Le principe de non-régression est un principe juridique « excluant tout abaissement du niveau d’exigence de la protection de l’environnement ». Il est reconnu dans plusieurs pays anglo-saxons au travers de la référence au « standstill » et imposé dans plusieurs pays par leur Constitution (au Bhoutan ou en Equateur depuis 2008), par des lois nationales (National Environmental Policy Act, Etats-Unis, 1er janvier 1969) ou régionales (Loi sur l’environnement de l’Etat de Vera Cruz, Mexique, 20 décembre 2012) ou par la jurisprudence (obligation de standstill prononcée par le Conseil d’Etat et la Cour d’arbitrage de Belgique, 14 sept. 2006). Ce principe est largement consacré en droit international, que ce soit sous la forme de clauses de sauvegarde (comme dans la Convention des Nations Unies sur le droit de la mer), dans le contexte de la succession d’un traité à un autre, ou bien encore dans des dispositions conventionnelles ponctuelles (comme l’article 10-3 de l’accord ALENA de 1994, ou à l’article 3 de l’Accord nord-américain de coopération dans le domaine environnemental ANACDE).

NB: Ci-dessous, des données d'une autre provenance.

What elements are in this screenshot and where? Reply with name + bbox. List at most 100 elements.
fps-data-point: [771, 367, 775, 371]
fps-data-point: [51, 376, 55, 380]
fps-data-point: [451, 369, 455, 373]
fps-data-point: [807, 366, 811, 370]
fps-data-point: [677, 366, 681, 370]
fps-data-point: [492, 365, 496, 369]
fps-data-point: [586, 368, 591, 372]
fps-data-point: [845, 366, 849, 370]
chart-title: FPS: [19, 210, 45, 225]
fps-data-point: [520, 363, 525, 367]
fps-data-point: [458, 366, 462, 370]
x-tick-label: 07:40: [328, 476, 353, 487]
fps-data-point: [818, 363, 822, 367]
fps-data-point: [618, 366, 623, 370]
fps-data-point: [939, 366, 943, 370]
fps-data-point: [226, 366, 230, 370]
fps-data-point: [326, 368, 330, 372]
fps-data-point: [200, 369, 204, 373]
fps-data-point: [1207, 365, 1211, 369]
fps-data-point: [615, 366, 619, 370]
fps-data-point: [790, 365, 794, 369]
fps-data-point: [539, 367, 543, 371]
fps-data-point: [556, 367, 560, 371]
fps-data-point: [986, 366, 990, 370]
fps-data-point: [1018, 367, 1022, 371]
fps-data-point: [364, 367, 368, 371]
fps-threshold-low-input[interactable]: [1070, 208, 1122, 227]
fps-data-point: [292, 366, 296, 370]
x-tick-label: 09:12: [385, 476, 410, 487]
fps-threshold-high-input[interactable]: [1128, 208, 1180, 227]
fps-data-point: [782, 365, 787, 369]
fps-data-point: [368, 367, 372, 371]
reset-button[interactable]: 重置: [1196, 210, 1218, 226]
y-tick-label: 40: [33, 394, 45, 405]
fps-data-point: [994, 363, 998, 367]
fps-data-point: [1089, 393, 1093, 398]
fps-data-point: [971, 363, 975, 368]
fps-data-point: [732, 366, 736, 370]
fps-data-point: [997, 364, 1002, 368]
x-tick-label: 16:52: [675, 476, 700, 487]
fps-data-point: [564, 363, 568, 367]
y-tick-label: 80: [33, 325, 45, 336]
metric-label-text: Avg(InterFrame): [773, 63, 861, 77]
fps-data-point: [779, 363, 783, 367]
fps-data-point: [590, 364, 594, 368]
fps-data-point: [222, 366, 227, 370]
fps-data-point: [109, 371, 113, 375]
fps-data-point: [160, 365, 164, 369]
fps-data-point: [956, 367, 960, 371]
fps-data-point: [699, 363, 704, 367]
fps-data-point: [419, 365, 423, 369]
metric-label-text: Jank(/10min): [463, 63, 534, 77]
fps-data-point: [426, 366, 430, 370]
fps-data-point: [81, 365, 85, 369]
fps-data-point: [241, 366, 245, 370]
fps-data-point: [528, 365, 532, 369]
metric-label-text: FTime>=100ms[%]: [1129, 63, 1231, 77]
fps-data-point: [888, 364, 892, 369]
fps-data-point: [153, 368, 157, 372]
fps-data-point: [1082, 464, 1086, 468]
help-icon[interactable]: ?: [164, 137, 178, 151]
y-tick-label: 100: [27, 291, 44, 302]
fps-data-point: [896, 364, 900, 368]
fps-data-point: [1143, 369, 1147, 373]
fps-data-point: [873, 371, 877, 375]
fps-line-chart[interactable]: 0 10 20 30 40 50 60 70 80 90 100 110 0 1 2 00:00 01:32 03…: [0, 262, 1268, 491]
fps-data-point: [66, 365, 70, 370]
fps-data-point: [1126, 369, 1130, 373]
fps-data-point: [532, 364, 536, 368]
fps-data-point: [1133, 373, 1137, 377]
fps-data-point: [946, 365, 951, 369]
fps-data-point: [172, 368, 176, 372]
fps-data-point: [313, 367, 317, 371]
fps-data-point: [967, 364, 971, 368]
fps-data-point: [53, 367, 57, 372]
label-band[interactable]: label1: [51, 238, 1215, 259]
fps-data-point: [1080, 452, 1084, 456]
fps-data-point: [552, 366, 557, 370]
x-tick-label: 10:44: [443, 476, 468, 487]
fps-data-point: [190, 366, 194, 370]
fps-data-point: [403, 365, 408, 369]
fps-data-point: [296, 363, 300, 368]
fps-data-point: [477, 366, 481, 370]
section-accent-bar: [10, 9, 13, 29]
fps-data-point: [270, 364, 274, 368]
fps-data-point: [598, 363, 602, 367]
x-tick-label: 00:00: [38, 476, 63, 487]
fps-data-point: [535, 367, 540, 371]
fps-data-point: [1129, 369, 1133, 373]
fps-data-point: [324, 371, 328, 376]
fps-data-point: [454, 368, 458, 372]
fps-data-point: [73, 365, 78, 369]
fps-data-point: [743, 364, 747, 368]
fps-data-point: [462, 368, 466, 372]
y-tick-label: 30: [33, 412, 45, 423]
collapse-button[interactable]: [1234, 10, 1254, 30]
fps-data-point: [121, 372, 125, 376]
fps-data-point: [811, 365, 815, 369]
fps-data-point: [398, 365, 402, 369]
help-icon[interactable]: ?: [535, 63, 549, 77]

Dans le domaine de la biodiversité, la Convention sur la diversité biologique de 1992 précise dans son article 8-K que chaque Partie « maintient en vigueur les dispositions législatives et autres dispositions réglementaires nécessaires pour protéger les espèces et les populations menacées », ce qui implique l’interdiction de supprimer ou réduire les mesures de protection de la biodiversité.
La consécration législative du principe de non régression en matière d’environnement ne ferait qu’entériner une idée déjà largement répandue1 et réclamée par plusieurs instances à l’occasion de Rio +202. Elle permettrait de satisfaire à des obligations juridiques au niveau de l’Union européenne3. Enfin, elle s’appuie sur le principe du droit de l’homme à un environnement sain inscrit dans notre Constitution.
Cette consécration, par le biais du titre I du présent projet de loi, a été suggérée dans le cadre des travaux préparatoires et l’avis du Conseil national de transition écologique du 17 décembre 2013 y fait explicitement référence.
Par ailleurs, le choc de simplification souhaité par le gouvernement est en marche, y compris dans le domaine environnemental par le biais de plusieurs expérimentations de permis uniques et la mise en place de procédures intégrées pour le développement immobilier. Ce choc de simplification sera pertinent s’il assure la simplicité et la lisibilité du droit de l’environnement, et non pas s’il se traduit par une moindre protection de l’environnement. Cette non régression du droit de l’environnement est un engagement du gouvernement pris lors des états généraux du droit de l’environnement qui ont ouvert le travail de simplification mentionné ci-dessus.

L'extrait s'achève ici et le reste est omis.